Laura Dockrill leads the new wave of British performance poets. An inspired blend of writer, coxcomb and confidant to Adele and Kate Nash, she is equally at home at Glastonbury and Woman’s Hour, dispenses fashion advice to the Guardian and the Times, and is tipped by the latter for literary stardom. “I have hallucinated a couple of times,” she tells David Whelan. “On the District line.”

Do you engage in any ritualistic behaviour?
I can’t live without tea. I get in a very bad mood if I don’t have it. Another ritual I share with my husband is that every night, before bed, he has to put on a Hawaiian shirt and we listen to David Bowie’s Young Americans.
Did your mother teach you anything particular, and did your father?
How to drink. How to talk to strangers. One thing that’s pretty sly and impressive of parents is how they basically turn us into friends of theirs, in a Frankenstein sort of way. They have babies and then spend the next twenty years customising their very own BFFs. BFFs that look like them. So they have somebody who understands them, with the same taste in music, film, food, culture. Someone to nod with in the pub. I’ve seen it happen. It’s very clever.
If you could design a flag for a nation, what color or colours would predominate?
It would have to be horrifically sparkly and twinkly, made up of individual sparkles so that each circle of glitter was like its own mini rainbow. In answer to your question, the predominate colour would be sparkles.
Are you with me here?
Yes, I am having a really good time. I often wander off into a bubble of my own. Sometimes I get a nasty shock when I think I’m doing an excellent job of integrating myself into society and then realise I haven’t been there at all. It’s a horrible realisation. I have hallucinated a couple of times, both were the same vision. It was on the District line. I used to see a woman – Feist in an orange dress, to be blunt – on a white horse galloping fast after me on the tracks. I was happy to see her. It wasn’t a ghost.
Are you much of a cook?
I get by, but the man I live with is the real chef. If I cook, he hovers over me, telling me to slice things thicker or thinner and then I get fed up. Currently I have a big gash on my left hand from peeling a sneaky sweet potato, so I understand and respect food. I know it can backlash.

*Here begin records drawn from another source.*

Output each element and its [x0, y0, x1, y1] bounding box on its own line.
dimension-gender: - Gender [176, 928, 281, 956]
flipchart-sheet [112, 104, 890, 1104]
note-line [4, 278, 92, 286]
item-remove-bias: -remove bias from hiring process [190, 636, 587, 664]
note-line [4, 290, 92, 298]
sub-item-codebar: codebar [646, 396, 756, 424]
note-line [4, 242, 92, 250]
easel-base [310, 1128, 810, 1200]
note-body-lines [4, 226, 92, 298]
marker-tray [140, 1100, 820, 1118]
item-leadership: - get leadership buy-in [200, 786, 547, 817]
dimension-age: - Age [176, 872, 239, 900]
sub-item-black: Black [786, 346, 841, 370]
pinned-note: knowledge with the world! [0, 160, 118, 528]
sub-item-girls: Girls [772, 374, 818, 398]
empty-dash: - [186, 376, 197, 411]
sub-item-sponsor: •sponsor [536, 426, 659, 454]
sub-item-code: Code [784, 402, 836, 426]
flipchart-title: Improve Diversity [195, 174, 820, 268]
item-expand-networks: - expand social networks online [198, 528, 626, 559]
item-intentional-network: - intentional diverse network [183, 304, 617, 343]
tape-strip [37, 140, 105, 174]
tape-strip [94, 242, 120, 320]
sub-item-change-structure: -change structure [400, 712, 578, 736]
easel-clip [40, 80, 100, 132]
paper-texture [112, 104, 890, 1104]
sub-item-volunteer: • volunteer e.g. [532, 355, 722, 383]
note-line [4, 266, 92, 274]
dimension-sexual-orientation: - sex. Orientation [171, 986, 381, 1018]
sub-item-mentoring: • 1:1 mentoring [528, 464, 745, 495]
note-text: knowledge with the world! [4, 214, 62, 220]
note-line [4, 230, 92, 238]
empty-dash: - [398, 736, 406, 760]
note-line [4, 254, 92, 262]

Isn’t it – and forgive me the pop locution – hard being you?
Oh, shut up. Of course it isn’t. Life is what you do with it and what it does with you.
Is the sky the limit?
Absolutely, thank you for asking. I think about the sky quite a lot. I once saw a TV program where a screw came loose on an aeroplane in the air, the window came off from the front, and the pilot got sucked out of the window from the pressure and the other pilot quickly put his arm out and managed to grasp him. He held him there the whole way down to earth. He saved his life. People are amazing. His arm got amputated I think, but it was worth it. What a story.
Are boys meaner than girls, or vice versa?
You can’t judge people on being boys or girls. We are rice and pasta, completely different, both need heat, swell in the belly and taste horrible raw.
Should I go away?
Please don’t. I’ve got a six-pack of mince pies and some episodes of Breaking Bad. We can sit on the sofa and tear them open. I’ll ask you things about your life and you can answer them. You can wear my slippers or my husbands, depending how big your feet are, or if you have really big feet we can put pillows underneath them and wrap belts around the top to invent you new house shoes. There’s always a way. No, nobody has to go anywhere.
Laura was talking to David Whelan, who asked questions from his copy of The Interrogative Mood: A Novel? by Padgett Powell.